New Zealand cancer patients have joined a major international trial designed to see if a shorter course of toxic chemotherapy is as effective as the standard 24 weeks of treatment and less harmful.
So far eight bowel-cancer patients, of an expected 40, have joined the trial, after the Gastro-intestinal Cancer Institute, a charity, raised the $60,000 needed for New Zealand public hospitals to take part.
The drug oxaliplatin is one part of the chemotherapy given after bowel surgery to patients in whom the disease had already spread to lymph nodes at the time of diagnosis.
Adding oxaliplatin significantly increases the effectiveness of chemotherapy.
But oxaliplatin can also cause a variety of debilitating side-effects including fatigue, nausea and numbness, tingling and pain in the fingers or toes.
Cancer specialist Professor Bridget Robinson, of Otago University at Christchurch, said the peripheral nerve problems caused by the oxaliplatin were very unpleasant and could spread to the hands and feet, lasting in some cases for years.

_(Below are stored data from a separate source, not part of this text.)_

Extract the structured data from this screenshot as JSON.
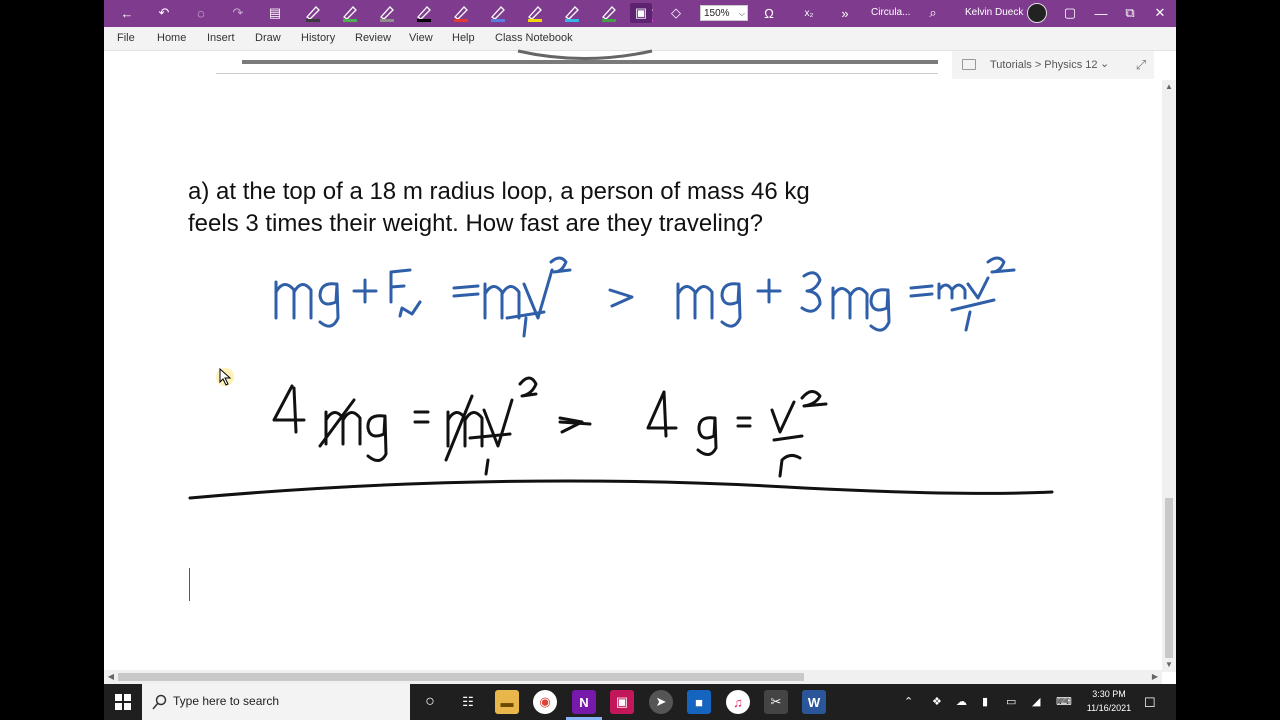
{
  "titlebar": {
    "zoom": "150%",
    "page_title": "Circula...",
    "user_name": "Kelvin Dueck",
    "subscript_label": "x₂",
    "more_label": "»",
    "pen_colors": [
      "#3a3a3a",
      "#4caf50",
      "#8e8e8e",
      "#000000",
      "#e53935",
      "#5a7de0",
      "#f2d600",
      "#31b8e6",
      "#43a047",
      "#d63fd6"
    ]
  },
  "menu": [
    "File",
    "Home",
    "Insert",
    "Draw",
    "History",
    "Review",
    "View",
    "Help",
    "Class Notebook"
  ],
  "breadcrumb": {
    "text": "Tutorials > Physics 12"
  },
  "question": {
    "line1": "a) at the top of a 18 m radius loop, a person of mass 46 kg",
    "line2": "feels 3 times their weight. How fast are they traveling?"
  },
  "taskbar": {
    "search_placeholder": "Type here to search",
    "time": "3:30 PM",
    "date": "11/16/2021"
  }
}
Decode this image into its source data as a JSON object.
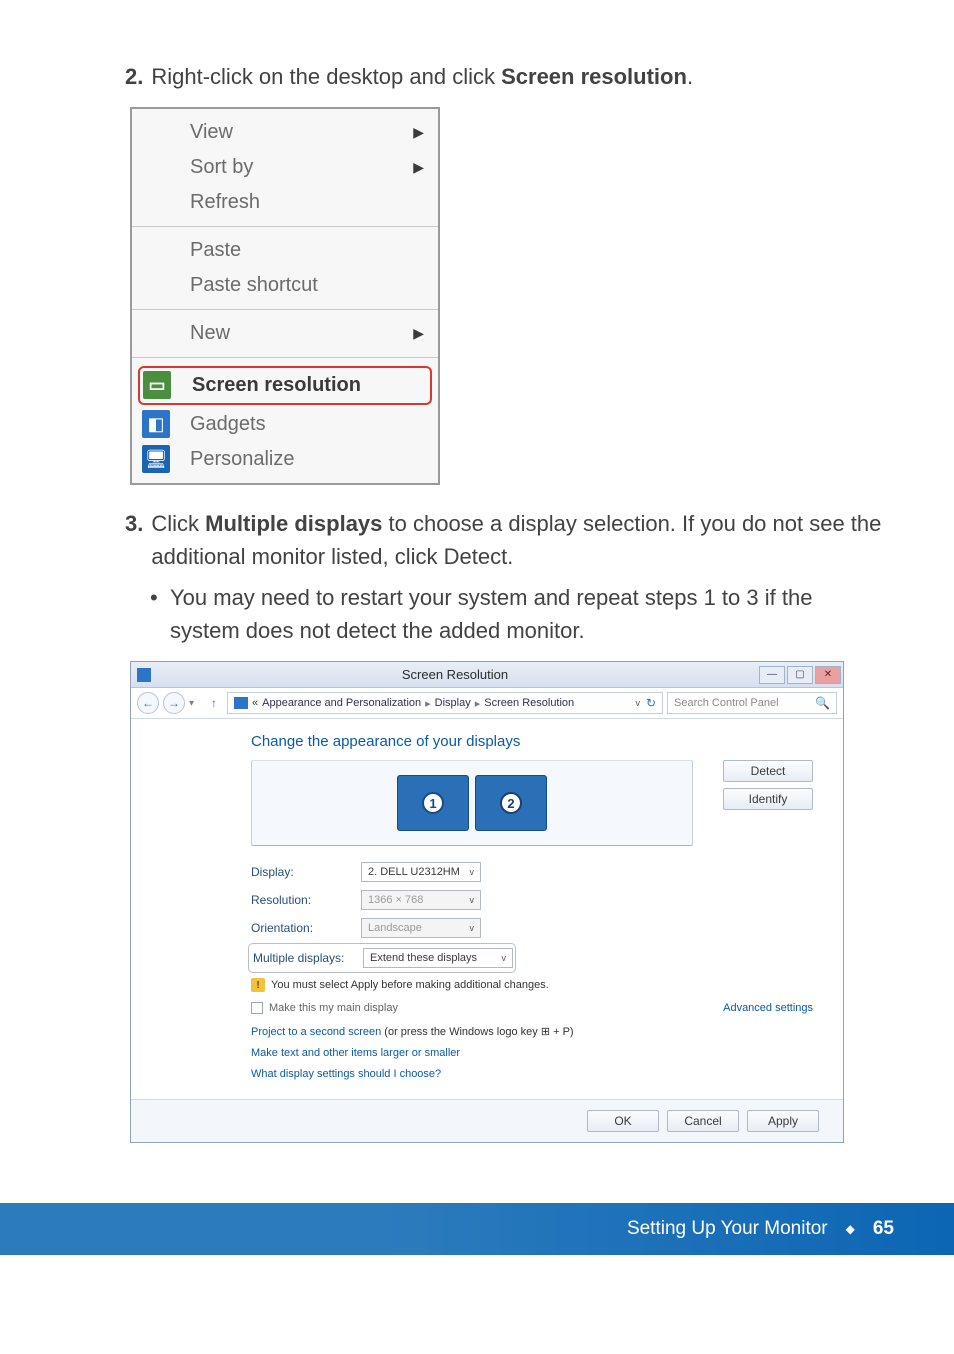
{
  "steps": {
    "s2": {
      "num": "2.",
      "pre": "Right-click on the desktop and click ",
      "bold": "Screen resolution",
      "post": "."
    },
    "s3": {
      "num": "3.",
      "pre": "Click ",
      "bold": "Multiple displays",
      "post": " to choose a display selection. If you do not see the additional monitor listed, click Detect."
    },
    "bullet1": "You may need to restart your system and repeat steps 1 to 3 if the system does not detect the added monitor."
  },
  "ctx_menu": {
    "view": "View",
    "sortby": "Sort by",
    "refresh": "Refresh",
    "paste": "Paste",
    "paste_shortcut": "Paste shortcut",
    "new": "New",
    "screen_resolution": "Screen resolution",
    "gadgets": "Gadgets",
    "personalize": "Personalize"
  },
  "screenres": {
    "title": "Screen Resolution",
    "breadcrumb": {
      "chevrons": "«",
      "seg1": "Appearance and Personalization",
      "seg2": "Display",
      "seg3": "Screen Resolution"
    },
    "search_placeholder": "Search Control Panel",
    "heading": "Change the appearance of your displays",
    "monitors": [
      "1",
      "2"
    ],
    "buttons": {
      "detect": "Detect",
      "identify": "Identify"
    },
    "fields": {
      "display": {
        "label": "Display:",
        "value": "2. DELL U2312HM"
      },
      "resolution": {
        "label": "Resolution:",
        "value": "1366 × 768"
      },
      "orientation": {
        "label": "Orientation:",
        "value": "Landscape"
      },
      "multiple": {
        "label": "Multiple displays:",
        "value": "Extend these displays"
      }
    },
    "warning": "You must select Apply before making additional changes.",
    "make_main": "Make this my main display",
    "advanced": "Advanced settings",
    "links": {
      "project_link": "Project to a second screen",
      "project_trail": " (or press the Windows logo key ⊞ + P)",
      "text_size": "Make text and other items larger or smaller",
      "what_settings": "What display settings should I choose?"
    },
    "footer": {
      "ok": "OK",
      "cancel": "Cancel",
      "apply": "Apply"
    }
  },
  "page_footer": {
    "title": "Setting Up Your Monitor",
    "page": "65"
  }
}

The problems tended to be worse in winter and could make fine-movement tasks, such as typing, difficult and could even cause trouble with walking.
The side-effects begin with the first dose and build up over time.
Professor Robinson said it was likely - although not certain, hence the need for a trial - that taking the chemotherapy for 12 weeks was as effective against the cancer as the 24-week course.
This belief was based on the outcomes in many patients who had stopped oxaliplatin early during previous trials because of the side- effects building up.
"That's not definitive evidence that it's good enough, but it suggests it's probably going to be okay."
The patients, who are randomly assigned to either 12 or 24 weeks, receive state-funded treatment at public hospital cancer centres. The money raised by the institute pays for their extra monitoring, the recording of the data and sending it to the trial centre in Britain.
They will be followed up for three years and possibly longer.
The New Zealand patients will be among 9500 on the trial internationally.